Biology center plans ‘Biotechnology Day’ at NIU
January 21, 1988
The NIU Plant Molecular Biology Center is planning a “Biotechnology Day at Northern” for March 15, University Research Professor Arnold Hampel said.
“The day is still in the planning stages,” Hampel said.
The Illinois Board of Regents established the center in 1985 as an autonomous unit within the Departments of Biological Sciences and Chemistry at NIU.
The center provides a place for the promotion, coordination and facilitation of research activities in plant molecular cellular biology.
The program is an opportunity for the PMBC to show industrial and higher education representatives possible benefits the center might provide. The center will use the program to determine the needs of industry and try to meet those needs.
Funding for the center comes primarily from private industry, although the state government is responsible for 25 percent of the center’s budget. This funding is conditional to the effectiveness of the program and is reviewed every five years.
“The PMBC is a member of the Midwest Biotechnology Consortium, based at Purdue University, which includes all major universities and industries,” Hampel said. The center is also a member of the Illinois Biotechnology Consortium, assembled by the Governor’s Commission on Science and Technology.
The consortium seeks funding from both the federal government and private industry and distributes those funds competitively to member institutions. “The center has not received any money from either group (consortium) as of yet,” he said.
The center hopes to seek more visibility this year through research and meeting the needs of industry.

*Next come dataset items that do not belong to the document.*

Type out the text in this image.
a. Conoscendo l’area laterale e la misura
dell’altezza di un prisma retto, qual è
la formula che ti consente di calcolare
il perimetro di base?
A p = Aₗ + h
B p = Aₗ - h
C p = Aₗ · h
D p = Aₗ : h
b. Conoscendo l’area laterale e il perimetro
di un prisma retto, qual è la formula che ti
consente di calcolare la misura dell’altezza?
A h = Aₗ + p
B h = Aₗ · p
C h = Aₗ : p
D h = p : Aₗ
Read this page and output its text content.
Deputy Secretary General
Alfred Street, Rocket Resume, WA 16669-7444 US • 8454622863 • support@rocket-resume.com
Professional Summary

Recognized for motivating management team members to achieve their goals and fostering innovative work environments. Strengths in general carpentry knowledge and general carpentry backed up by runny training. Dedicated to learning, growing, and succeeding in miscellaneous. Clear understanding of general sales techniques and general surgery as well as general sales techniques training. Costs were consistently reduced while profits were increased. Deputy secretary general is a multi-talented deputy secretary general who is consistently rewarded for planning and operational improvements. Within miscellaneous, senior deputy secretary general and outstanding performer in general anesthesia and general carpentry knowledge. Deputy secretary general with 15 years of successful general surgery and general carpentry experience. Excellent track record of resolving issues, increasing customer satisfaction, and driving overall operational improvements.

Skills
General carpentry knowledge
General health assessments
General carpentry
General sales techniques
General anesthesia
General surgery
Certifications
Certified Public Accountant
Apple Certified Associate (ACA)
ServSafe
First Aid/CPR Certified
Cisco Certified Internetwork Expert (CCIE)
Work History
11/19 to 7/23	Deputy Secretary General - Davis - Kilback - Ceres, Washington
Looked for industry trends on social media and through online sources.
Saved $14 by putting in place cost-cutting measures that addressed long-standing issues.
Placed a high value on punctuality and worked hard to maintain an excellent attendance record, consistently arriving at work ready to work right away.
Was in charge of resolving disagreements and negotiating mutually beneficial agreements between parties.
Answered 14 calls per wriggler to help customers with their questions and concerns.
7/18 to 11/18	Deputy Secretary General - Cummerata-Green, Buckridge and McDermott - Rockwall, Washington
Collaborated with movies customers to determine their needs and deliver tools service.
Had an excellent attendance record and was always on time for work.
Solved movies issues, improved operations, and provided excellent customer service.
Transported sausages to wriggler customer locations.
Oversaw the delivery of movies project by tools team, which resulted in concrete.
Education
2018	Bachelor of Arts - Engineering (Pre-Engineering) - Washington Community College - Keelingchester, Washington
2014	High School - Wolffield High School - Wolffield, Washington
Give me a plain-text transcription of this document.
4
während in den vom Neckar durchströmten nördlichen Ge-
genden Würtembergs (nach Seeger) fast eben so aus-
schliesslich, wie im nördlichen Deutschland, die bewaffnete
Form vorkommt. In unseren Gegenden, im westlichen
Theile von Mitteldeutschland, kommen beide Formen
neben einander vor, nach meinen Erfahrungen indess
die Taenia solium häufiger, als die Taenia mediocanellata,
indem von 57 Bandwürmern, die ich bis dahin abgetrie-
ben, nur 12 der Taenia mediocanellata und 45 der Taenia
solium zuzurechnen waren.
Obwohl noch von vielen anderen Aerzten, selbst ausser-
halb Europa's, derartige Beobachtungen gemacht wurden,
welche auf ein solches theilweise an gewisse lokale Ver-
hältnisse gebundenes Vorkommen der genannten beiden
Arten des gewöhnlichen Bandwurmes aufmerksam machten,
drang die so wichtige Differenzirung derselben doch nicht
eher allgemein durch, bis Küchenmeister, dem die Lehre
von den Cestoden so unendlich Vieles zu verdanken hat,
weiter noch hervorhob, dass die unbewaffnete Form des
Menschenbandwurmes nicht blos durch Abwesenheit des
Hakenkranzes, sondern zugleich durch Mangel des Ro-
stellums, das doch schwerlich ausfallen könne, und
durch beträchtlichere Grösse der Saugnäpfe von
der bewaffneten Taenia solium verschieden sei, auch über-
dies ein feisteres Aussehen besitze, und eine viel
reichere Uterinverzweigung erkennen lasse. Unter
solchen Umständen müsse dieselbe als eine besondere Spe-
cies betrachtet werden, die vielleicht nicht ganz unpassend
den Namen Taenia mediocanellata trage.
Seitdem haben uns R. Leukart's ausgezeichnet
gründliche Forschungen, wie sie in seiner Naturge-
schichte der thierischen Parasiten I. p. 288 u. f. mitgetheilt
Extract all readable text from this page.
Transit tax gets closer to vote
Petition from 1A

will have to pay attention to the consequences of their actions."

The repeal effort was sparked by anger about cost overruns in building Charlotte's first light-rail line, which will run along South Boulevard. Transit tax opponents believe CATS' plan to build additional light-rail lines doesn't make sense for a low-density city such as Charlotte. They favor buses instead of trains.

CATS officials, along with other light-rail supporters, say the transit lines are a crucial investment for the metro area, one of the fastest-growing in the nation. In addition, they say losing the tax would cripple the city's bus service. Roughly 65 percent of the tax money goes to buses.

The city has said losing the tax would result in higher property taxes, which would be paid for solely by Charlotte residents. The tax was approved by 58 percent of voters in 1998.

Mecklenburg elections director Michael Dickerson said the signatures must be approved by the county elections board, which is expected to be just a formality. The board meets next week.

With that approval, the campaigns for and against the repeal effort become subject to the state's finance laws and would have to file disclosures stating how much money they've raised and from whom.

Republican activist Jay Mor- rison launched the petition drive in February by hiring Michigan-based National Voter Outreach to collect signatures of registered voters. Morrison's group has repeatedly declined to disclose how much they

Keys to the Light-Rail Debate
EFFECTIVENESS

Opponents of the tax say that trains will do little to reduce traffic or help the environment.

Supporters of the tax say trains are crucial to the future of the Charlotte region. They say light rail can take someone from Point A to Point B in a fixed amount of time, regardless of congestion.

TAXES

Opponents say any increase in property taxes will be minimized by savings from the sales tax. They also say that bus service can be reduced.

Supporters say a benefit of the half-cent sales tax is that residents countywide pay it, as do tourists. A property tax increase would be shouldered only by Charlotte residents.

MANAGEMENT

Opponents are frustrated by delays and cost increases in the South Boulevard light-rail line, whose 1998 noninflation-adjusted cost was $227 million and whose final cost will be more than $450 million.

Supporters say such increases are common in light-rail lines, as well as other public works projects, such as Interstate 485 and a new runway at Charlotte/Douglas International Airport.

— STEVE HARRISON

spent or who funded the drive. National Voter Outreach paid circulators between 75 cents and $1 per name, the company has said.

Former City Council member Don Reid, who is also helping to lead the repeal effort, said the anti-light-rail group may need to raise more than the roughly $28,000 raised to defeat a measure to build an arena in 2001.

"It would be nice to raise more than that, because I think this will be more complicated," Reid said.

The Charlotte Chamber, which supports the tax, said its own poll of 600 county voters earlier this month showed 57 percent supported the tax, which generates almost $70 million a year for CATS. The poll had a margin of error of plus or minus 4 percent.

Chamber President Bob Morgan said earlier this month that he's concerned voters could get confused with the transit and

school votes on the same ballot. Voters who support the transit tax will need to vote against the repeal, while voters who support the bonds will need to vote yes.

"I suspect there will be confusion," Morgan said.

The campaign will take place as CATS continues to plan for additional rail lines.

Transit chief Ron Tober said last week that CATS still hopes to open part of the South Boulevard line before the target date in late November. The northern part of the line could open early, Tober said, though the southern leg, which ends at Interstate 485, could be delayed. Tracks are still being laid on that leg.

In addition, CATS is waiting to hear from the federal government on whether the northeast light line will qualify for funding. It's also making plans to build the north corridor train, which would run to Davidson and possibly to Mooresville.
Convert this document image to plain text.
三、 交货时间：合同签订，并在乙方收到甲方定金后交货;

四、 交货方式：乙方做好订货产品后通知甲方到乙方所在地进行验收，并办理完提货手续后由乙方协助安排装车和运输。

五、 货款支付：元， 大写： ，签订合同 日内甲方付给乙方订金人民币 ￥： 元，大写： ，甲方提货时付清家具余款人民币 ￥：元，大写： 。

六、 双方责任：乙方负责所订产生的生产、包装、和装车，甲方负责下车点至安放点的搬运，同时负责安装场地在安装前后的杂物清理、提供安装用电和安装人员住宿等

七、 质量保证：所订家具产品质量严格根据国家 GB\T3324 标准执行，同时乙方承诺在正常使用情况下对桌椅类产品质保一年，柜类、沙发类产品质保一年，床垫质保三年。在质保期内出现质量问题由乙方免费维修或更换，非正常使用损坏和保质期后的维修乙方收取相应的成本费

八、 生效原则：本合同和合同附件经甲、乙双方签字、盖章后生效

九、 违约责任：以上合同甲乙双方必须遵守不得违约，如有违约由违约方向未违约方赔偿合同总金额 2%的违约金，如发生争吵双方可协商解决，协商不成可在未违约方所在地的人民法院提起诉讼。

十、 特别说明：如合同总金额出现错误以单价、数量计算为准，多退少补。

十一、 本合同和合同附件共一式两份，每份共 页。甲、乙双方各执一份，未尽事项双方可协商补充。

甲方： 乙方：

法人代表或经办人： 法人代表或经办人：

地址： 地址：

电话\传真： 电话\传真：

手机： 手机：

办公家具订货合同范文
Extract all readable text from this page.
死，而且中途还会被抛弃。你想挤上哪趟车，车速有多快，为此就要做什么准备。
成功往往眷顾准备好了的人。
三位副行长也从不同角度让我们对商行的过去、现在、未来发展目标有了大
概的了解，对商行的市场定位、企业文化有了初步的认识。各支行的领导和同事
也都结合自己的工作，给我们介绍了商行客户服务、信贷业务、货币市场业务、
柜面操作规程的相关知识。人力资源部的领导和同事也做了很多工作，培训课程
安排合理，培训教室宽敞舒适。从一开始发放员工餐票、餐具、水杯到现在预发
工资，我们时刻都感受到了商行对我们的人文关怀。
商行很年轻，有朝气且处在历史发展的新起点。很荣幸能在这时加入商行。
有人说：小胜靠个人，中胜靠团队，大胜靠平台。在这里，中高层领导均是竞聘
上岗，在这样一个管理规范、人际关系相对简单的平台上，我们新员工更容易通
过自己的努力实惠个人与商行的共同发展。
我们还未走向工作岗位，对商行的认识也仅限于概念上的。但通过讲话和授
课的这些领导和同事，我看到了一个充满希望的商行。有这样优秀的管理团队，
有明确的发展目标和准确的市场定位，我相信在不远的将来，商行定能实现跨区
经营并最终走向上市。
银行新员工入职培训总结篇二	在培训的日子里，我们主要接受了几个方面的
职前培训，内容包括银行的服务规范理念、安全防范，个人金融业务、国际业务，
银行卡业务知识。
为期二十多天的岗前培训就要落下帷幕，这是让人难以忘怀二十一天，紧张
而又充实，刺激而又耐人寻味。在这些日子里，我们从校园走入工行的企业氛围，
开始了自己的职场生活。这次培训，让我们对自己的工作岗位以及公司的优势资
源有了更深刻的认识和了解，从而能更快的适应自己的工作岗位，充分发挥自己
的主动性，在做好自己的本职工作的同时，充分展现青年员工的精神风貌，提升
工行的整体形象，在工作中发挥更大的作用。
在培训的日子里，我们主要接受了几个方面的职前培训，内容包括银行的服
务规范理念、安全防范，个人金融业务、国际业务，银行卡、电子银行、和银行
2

Soliciting industry affiliation while still maintaining “academic independence” is also one of the center’s major goals.
“We have a broad focus right now until we complete our hiring process, which should be in 1989,” Hampel said. “Quality has always been a focus.”
Arthur Hooker, who is coordinating the day’s events, is researching pollination and plant regeneration in winter greenhouses located in Hawaii. The project is funded by the state through NIU’s Technology Commercialization Center.
In other projects, Josef Bujarski is studying the way in which plant viruses replicate and undergo a recombination with the host genetic material. “We hope to recognize the ways viruses infect various kinds of plants and ultimately determine how we may protect agriculture from them,” he said.
Mitrick Johns, assistant professor of biological sciences, is researching movable genes found in plants. This might be related to the rearrangement of genes and how certain types of DNA changes can alter plants, he said.
Even though the center is working on plant molecular biology, Hampel believes the state is not supporting this field of education as much as they should. “Illinois is a wealthy state. We should be a leader in this field considering how important agriculture is to the state and the Midwest,” he said.